John Jumper to join Anthropic(twitter.com) |
John Jumper to join Anthropic(twitter.com) |
Their newest model wasn’t really SOTA. And honestly fable 5 was the most human like model I’d ever tried. It was an incredible jump.
And recently lots of Claude users at r/ClaudeAI are noticing Opus 4.8 has really increased in capability. Not new things but maybe redirected compute. It just feels like one of the best models ever, maybe because the compute that was previously assigned to Fable has been redirected? It feels incredible.
https://artificialanalysis.ai/articles/glm-5-2-is-the-new-le...

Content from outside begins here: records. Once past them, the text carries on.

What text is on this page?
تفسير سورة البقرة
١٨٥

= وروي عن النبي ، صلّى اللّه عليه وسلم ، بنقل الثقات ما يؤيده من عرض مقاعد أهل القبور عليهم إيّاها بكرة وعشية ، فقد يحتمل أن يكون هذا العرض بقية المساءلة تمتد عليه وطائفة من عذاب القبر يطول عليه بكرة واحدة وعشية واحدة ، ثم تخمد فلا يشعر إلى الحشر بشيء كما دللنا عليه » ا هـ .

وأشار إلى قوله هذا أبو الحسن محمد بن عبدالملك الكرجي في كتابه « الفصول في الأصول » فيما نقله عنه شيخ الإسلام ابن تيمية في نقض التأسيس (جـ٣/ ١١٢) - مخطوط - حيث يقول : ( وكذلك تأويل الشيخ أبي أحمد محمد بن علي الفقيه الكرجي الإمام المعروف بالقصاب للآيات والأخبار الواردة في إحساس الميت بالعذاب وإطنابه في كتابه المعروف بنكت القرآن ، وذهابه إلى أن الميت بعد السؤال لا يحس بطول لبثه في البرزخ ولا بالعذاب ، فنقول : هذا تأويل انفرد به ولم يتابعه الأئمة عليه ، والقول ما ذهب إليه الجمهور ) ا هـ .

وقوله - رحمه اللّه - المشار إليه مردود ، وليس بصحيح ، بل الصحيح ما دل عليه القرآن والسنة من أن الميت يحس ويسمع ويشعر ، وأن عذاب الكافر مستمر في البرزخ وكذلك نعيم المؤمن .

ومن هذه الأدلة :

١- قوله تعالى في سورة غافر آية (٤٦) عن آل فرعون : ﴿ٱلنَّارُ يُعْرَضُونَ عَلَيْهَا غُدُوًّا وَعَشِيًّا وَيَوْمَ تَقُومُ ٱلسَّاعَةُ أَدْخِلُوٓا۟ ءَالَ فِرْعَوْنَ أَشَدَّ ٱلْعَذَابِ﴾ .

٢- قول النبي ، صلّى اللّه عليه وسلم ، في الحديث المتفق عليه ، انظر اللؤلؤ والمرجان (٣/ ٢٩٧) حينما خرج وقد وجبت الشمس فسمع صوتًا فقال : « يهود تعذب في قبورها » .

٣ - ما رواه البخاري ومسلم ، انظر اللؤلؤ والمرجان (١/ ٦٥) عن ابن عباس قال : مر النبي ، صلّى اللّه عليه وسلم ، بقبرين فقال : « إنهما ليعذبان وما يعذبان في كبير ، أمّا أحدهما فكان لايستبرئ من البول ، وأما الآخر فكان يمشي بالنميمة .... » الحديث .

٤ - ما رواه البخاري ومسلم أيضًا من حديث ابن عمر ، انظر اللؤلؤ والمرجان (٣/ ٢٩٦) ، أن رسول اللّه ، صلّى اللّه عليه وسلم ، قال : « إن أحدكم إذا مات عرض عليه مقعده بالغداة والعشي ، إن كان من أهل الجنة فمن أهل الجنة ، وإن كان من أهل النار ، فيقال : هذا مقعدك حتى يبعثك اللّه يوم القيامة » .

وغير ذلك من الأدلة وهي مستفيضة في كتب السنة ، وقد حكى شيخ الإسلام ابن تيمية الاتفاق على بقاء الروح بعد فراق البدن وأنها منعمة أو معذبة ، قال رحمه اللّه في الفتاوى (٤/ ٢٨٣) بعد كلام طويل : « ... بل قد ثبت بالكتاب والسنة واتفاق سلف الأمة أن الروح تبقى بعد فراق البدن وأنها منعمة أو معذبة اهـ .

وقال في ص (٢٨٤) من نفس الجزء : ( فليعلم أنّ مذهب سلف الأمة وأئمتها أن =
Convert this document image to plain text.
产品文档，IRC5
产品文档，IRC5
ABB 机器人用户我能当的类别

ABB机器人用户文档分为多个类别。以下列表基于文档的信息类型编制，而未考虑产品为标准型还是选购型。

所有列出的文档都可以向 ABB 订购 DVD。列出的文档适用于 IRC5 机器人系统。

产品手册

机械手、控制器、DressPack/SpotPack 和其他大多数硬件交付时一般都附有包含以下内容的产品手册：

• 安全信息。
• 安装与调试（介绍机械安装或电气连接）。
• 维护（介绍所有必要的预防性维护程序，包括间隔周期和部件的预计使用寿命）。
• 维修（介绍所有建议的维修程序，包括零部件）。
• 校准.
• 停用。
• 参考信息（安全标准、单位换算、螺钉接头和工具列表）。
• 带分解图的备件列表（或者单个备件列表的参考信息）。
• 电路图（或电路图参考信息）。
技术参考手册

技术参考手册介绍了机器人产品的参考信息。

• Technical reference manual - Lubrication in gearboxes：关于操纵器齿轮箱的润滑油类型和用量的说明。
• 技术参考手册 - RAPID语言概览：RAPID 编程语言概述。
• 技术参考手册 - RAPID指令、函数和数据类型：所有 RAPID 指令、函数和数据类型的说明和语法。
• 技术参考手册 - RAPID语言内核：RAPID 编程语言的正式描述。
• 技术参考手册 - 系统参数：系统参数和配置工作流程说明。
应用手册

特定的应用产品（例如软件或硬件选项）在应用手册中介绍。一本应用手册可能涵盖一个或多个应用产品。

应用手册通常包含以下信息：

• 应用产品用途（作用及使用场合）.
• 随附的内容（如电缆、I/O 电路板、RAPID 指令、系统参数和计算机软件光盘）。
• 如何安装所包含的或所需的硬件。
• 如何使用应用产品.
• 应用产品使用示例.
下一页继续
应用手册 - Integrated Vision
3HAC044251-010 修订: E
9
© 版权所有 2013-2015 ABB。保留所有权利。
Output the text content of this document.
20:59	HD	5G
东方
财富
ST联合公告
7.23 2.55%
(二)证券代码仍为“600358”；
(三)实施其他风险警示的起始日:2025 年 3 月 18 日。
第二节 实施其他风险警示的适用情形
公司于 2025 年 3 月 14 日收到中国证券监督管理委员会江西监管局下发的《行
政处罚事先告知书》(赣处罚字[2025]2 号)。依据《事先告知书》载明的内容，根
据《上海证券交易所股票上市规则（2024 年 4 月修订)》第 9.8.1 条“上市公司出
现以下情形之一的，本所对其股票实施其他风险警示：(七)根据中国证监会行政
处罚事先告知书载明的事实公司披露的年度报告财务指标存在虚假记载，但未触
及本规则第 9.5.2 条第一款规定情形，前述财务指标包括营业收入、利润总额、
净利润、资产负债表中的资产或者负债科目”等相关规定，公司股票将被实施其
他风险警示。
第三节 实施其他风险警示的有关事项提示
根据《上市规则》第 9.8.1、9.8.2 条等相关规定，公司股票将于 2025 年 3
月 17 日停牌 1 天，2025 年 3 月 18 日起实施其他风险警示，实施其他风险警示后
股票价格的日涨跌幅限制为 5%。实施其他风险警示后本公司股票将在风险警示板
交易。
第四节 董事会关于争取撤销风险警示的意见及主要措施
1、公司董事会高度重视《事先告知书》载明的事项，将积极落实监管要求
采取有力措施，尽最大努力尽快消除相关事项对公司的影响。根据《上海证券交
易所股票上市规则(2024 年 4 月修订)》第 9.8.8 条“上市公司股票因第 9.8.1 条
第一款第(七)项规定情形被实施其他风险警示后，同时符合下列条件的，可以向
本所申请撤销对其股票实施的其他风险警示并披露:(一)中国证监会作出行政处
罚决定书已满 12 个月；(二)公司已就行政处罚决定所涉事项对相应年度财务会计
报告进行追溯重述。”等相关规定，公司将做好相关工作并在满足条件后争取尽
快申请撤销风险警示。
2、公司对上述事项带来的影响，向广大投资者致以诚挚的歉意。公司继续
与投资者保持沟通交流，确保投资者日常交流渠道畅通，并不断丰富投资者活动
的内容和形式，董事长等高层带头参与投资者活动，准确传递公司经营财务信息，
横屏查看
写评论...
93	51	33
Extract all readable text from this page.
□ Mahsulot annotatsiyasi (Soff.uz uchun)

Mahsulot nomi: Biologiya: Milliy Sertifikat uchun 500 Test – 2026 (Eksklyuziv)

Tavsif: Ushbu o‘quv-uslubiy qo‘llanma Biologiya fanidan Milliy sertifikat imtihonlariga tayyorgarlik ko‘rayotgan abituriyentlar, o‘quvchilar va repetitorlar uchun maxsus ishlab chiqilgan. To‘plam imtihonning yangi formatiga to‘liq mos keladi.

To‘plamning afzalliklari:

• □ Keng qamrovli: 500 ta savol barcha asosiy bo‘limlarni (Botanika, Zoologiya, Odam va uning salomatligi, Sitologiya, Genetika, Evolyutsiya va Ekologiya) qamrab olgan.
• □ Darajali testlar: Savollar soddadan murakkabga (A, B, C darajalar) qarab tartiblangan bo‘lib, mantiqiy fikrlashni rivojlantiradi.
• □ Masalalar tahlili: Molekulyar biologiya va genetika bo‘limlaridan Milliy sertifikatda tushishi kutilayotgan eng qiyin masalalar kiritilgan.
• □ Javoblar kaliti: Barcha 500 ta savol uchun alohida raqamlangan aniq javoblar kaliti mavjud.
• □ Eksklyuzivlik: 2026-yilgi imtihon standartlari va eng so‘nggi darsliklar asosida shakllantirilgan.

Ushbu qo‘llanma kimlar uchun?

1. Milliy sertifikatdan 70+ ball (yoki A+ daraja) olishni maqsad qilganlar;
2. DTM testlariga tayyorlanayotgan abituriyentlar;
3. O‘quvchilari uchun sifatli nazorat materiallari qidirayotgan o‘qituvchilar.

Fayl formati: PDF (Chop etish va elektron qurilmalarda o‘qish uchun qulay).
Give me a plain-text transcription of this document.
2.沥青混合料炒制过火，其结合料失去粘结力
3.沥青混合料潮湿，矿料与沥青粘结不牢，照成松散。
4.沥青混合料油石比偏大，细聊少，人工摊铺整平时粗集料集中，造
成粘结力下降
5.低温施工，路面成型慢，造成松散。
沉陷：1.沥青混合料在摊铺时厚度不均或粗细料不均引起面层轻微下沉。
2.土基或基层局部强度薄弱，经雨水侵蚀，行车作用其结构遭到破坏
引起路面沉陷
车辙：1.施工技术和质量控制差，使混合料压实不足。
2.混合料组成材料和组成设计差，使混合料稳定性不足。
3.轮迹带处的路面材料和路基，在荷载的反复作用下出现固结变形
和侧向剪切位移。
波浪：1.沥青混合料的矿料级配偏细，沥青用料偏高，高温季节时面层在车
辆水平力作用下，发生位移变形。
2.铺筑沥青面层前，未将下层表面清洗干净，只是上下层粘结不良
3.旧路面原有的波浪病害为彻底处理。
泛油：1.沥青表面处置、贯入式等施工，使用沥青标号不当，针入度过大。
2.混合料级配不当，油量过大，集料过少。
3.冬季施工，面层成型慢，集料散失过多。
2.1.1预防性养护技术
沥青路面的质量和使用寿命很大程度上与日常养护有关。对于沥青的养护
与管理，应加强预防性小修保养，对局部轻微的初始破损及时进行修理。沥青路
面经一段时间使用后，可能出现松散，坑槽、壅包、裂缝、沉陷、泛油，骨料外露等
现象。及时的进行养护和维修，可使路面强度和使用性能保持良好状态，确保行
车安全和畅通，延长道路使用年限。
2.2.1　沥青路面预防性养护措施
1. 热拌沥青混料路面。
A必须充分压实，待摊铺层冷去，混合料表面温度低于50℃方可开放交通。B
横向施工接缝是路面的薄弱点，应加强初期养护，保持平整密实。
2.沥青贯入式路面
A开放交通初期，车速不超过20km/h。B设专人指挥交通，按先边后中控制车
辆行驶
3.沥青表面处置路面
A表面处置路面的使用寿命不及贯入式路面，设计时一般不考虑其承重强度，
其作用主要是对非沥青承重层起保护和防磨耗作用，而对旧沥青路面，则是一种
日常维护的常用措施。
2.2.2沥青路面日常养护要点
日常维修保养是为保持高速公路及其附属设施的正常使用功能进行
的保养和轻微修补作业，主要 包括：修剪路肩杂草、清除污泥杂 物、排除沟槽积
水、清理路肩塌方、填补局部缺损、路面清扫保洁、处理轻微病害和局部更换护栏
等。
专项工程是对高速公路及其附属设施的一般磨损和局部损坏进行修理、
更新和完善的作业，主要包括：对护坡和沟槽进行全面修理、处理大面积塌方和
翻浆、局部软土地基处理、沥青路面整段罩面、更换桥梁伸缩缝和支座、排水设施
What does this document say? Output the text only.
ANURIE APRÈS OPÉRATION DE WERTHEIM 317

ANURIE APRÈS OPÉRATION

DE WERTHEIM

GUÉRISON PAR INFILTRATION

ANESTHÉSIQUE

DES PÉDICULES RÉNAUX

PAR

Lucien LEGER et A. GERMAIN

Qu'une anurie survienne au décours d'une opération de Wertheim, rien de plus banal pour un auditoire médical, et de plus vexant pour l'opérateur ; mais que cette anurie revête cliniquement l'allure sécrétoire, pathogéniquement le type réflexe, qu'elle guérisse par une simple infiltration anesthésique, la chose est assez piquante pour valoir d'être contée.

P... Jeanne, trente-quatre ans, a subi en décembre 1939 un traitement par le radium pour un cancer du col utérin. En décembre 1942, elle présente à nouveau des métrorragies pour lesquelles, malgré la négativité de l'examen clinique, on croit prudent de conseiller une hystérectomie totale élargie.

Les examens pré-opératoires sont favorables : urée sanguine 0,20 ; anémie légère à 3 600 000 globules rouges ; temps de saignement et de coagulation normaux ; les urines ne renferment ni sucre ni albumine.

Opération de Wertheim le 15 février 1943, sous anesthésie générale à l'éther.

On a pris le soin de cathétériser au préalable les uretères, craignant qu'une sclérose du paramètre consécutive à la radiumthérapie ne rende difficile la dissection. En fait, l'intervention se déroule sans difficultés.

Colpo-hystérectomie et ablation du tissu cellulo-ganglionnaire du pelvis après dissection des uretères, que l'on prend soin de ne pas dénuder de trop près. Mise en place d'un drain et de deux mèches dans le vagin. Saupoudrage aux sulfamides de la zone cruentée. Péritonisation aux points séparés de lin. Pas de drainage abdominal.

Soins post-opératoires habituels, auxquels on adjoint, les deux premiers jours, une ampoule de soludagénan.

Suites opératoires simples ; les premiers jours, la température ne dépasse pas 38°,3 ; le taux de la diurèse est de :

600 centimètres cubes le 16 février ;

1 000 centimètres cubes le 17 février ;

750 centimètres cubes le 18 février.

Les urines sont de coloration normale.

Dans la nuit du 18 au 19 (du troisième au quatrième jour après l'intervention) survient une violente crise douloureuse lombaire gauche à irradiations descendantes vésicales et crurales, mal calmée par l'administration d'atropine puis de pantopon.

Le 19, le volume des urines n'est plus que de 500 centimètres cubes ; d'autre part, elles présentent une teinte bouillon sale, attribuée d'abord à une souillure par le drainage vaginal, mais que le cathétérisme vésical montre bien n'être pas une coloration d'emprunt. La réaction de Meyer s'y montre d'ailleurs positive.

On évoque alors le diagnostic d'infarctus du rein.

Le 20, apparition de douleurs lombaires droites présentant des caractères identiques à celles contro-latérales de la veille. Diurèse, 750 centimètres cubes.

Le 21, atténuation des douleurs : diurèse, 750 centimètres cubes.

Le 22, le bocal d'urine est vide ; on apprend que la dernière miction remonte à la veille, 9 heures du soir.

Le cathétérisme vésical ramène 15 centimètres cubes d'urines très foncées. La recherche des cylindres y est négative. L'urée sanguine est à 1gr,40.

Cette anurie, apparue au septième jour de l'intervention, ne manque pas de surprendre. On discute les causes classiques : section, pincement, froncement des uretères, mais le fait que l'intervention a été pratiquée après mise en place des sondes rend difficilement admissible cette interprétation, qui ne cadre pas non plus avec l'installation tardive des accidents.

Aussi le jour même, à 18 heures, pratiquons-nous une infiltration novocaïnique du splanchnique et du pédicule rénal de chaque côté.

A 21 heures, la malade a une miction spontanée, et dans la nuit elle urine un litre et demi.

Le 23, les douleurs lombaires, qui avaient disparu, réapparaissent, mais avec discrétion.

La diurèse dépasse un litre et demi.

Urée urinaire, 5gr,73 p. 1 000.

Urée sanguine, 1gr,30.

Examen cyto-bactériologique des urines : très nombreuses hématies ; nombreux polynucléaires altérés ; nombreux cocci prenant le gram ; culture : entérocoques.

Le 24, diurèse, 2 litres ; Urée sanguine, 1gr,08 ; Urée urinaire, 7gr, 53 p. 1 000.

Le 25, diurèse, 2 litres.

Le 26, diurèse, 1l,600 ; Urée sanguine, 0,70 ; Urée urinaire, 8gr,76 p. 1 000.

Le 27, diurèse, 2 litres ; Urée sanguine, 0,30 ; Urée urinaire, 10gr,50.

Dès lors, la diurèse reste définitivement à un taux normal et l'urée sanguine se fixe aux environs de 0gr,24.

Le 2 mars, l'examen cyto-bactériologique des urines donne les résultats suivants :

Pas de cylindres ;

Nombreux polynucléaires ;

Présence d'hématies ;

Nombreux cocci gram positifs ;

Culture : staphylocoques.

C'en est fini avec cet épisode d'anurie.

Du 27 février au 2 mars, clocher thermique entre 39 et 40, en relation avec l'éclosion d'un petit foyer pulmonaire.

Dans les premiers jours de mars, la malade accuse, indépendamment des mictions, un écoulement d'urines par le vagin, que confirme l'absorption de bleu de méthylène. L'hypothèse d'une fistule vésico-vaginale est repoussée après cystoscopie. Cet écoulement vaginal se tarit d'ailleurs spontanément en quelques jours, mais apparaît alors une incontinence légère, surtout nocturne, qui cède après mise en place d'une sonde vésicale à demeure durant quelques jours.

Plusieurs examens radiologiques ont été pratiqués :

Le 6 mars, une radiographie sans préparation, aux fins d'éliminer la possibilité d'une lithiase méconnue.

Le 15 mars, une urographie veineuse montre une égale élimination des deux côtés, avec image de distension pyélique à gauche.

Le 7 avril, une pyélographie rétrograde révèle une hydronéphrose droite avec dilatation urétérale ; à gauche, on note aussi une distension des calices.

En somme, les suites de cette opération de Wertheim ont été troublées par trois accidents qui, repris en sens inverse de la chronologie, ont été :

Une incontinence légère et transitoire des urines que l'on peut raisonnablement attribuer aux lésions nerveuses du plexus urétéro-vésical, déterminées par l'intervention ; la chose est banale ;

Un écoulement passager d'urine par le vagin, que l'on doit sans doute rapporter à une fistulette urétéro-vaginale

The idea of "falling behind" when you can leapfrog each other every six months leads me to believe it has to be more than just "falling behind" for one cycle. It's a culture, process, red tape, focus, or mandate problem of some sort. Something not as easily correctable preparing for next launch.
I've definitely noticed it, at least for doing backend C#/dotnet. Its insanely good, I haven't had to babysit much at all this week.
When personal finance is not the bottleneck anymore, the new criteria becomes "vision" and "stacked talent".
That was when they realized the deep learning was largely unnecessary, and they could just use their massive compute resources to brute force the problem space.
Proving that we would greatly benefit from using our compute resources for science rather than showing ads, and then we just kept showing ads.
Thank God. I'd rather companies ship something when engineers say it's actually ready rather than when the suits want something to show on stage to pump their egos and career exposure but turn out to be a massive disappointment covered in fluff.
I guess it depends on what you're using it for. I use it almost daily as an alternative to google search and it's great for that, but I think it's absolute garbage for coding and reasoning.
For questions related to coding, solving Arch Linux and WINE Lutris issues, helping me with MXLinux issues, and wifi issues on an old rooted huawei tablet running LineageOS, it was consistently wrong, constantly giving out confident but outdated or misinformation, or hallucinating stuff while gaslighting me. Every time I would point out it was wrong, it would re-check and keep apologizing and then repeat giving me wrong answers, and then apologising again and so on. Same for asking it to write me a cover letter based on my resume and the job description I want to apply to. It massively sucked at that too and made up a bunch of fake sounding BS.
Basic free tier ChatGPT 5.5 would blow it out of the water on all of those tasks. Hell, even Grok free is better at that, it gave me a one-shot Arduino code that blew Gemini 3.5 flash away.
3.5 Flash seems tuned to just eyeballing basic answers to general purpose questions that resemble Google searches like "give me a recipe" or "give me a workout plan", or "when did Yandex move to Netherlands", not to solving complex issues that require cognition and accuracy. That's what the 3.1 Pro is better for. It doesn't matter what prompts or jailbreaks you give it to get 3.5 Flash to chew longer on complex problems for better reasoning and accuracy, it just defaults to being lazy and giving you the quick and easy answer from its weights, which can be totally wrong. It also gaslights you by first telling you how amazing things from your question are.
I think Google just doesn't care about being the SOTA for coding, reasoning and accuracy, since they're in the ads and search business, not in the agentic coding business, so if the answers are some hallucinations that sound "good enough" to its clueless search user base, but is at least dirt cheap to run on their datacenter hardware, then it's already more than enough for them and they can all it a day.
Meanwhile OpenAI and Anthropic don't have search and ads monopolies, so they need to perform well at certain task for people and businesses to give them their hard earned money and survive as companies. For them, nailing stuff like coding and writing accuracy is an existential threat, not a hobby sideproject like it is for Google.
Google seems more interested in fast models that can quickly turn responses, which kind of fits with a company that needs to serve AI on a mass scale.